---
license: apache-2.0
language:
- en
library_name: transformers
pipeline_tag: text-generation
base_model: ByteDance-Seed/Seed-Coder-8B-Reasoning
tags:
- code
- structural-engineering
- openseespy
- scientific-modeling
- reinforcement-learning
- grpo
- autobm
---
# AutoBM-Seed-Coder-8B-R
Official model release for the paper *Rethinking Scientific Modeling: Toward Physically Consistent and Simulation-Executable Programmatic Generation*.
This model is trained from [`ByteDance-Seed/Seed-Coder-8B-Reasoning`](https://huggingface.co/ByteDance-Seed/Seed-Coder-8B-Reasoning) via the **RLA-SPC** two-stage alignment strategy:
- **Stage I — Domain Instruction Fine-Tuning (SFT)** on the CivilInstruct dataset (10,912 samples).
- **Stage II — Self-Play Constraint GRPO (SPC-GRPO)** with the Multi-Granularity Hybrid Reward (MGHR), combining format, AST, and OpenSeesPy execution rewards.

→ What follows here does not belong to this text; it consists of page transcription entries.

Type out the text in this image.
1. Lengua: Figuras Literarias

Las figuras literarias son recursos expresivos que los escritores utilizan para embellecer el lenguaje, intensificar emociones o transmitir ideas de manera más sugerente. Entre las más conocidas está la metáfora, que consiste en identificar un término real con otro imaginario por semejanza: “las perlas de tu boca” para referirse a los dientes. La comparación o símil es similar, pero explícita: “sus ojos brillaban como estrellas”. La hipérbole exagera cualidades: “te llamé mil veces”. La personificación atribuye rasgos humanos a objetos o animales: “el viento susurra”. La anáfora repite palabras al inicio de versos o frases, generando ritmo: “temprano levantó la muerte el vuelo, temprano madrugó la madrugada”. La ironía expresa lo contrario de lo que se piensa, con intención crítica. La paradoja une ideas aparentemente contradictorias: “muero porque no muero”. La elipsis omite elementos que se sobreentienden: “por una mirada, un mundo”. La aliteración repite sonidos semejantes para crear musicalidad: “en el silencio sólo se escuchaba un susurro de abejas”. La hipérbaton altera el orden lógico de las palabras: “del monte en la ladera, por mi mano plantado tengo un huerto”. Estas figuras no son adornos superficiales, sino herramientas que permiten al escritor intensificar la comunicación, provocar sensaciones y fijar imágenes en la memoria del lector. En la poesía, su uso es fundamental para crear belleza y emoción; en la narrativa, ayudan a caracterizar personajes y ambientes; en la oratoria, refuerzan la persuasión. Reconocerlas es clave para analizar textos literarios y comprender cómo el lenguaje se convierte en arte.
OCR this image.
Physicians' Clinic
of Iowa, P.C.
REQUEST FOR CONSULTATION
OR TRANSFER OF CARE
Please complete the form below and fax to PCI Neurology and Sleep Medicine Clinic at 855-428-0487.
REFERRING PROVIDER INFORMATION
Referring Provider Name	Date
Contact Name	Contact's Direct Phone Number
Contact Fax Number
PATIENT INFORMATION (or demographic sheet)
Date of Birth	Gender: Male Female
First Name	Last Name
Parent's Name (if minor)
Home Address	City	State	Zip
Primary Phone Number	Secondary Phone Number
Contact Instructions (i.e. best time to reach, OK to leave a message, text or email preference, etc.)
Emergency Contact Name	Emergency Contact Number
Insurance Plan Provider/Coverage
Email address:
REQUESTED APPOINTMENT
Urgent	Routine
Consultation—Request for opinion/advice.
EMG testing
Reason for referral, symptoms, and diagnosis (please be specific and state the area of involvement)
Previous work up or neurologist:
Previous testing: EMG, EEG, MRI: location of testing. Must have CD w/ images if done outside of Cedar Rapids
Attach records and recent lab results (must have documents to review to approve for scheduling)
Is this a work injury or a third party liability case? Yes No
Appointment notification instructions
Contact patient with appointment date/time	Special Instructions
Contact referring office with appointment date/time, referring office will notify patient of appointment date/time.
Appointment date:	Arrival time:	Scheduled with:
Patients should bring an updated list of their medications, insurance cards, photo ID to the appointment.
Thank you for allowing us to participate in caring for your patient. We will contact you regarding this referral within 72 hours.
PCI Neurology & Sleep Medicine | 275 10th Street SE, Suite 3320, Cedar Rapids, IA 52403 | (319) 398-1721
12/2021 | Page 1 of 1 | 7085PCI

The resulting model generates **executable, physically consistent OpenSeesPy structural modeling code** from natural language building specifications.
## BMEval Results
| Model | Pass@1 | Pass@5 | Pass@5_period | Pass@5_compliance | Pass@5_strict | Overall Avg |
|-------|--------|--------|---------------|-------------------|---------------|-------------|
| Seed-Coder-8B-R (baseline) | 11.72 | 21.09 | 0.78 | 3.13 | 0.78 | 6.51 |
| **AutoBM-Seed-Coder-8B-R (this model)** | **64.18** | **97.28** | **78.05** | **92.47** | **77.14** | **81.95** |
## Usage
```python
from transformers import AutoModelForCausalLM, AutoTokenizer
import torch
model_id = "yongqiqng/AutoBM-Seed-Coder-8B-R"
tokenizer = AutoTokenizer.from_pretrained(model_id)
model = AutoModelForCausalLM.from_pretrained(
model_id,
torch_dtype=torch.bfloat16,
device_map="auto",
)
prompt = '''Generate OpenSeesPy code to model a 5-story reinforced concrete frame building:
- Floor height: 3.5 m
- Bay width: 6 m (3 bays in X, 2 bays in Y)
- Seismic intensity: 0.2g
Compute the fundamental period.'''
messages = [{"role": "user", "content": prompt}]
inputs = tokenizer.apply_chat_template(messages, return_tensors="pt", add_generation_prompt=True).to(model.device)
outputs = model.generate(inputs, max_new_tokens=4096, temperature=0.6, top_p=0.95, do_sample=True)
print(tokenizer.decode(outputs[0][inputs.shape[1]:], skip_special_tokens=True))
```
## Training Details
| Stage | Method | Data |
|-------|--------|------|
| Stage I | Supervised Fine-Tuning | CivilInstruct SFT (9,894 train + 202 val) |
| Stage II | SPC-GRPO with MGHR | CivilInstruct RL (455 train + 57 test) |
The MGHR reward function combines:
- `r_fmt` (Format, weight 0.05) — `......` structure
- `r_ast` (AST, weight 0.25) — three-tiered OpenSeesPy API coverage
- `r_exec` (Execution, weight 0.70) — sandboxed OpenSeesPy execution + period error grading
See the [paper](https://arxiv.org/abs/2602.07083) and [training code](https://github.com/Jovanqing/AutoBM) for details.
## Related
- Paper: [arXiv:2602.07083](https://arxiv.org/abs/2602.07083)
- Code: [github.com/Jovanqing/AutoBM](https://github.com/Jovanqing/AutoBM)
- Sample data: [yongqiqng/CivilInstruct-Sample](https://huggingface.co/datasets/yongqiqng/CivilInstruct-Sample)
- Base model: [ByteDance-Seed/Seed-Coder-8B-Reasoning](https://huggingface.co/ByteDance-Seed/Seed-Coder-8B-Reasoning)
## Citation
```bibtex
@article{jiang2026rethinking,
title={Rethinking Scientific Modeling: Toward Physically Consistent and Simulation-Executable Programmatic Generation},
author={Jiang, Yongqing and Wang, Jianze and Shen, Zhiqi and Lin, Zhenghong and Wang, Jiayuan and Yang, Yijian and Dai, Kaoshan and Luo, Haoran},
journal={arXiv preprint arXiv:2602.07083},
year={2026}
}
```
## License
Released under the Apache 2.0 License, consistent with the base Seed-Coder-8B-Reasoning model.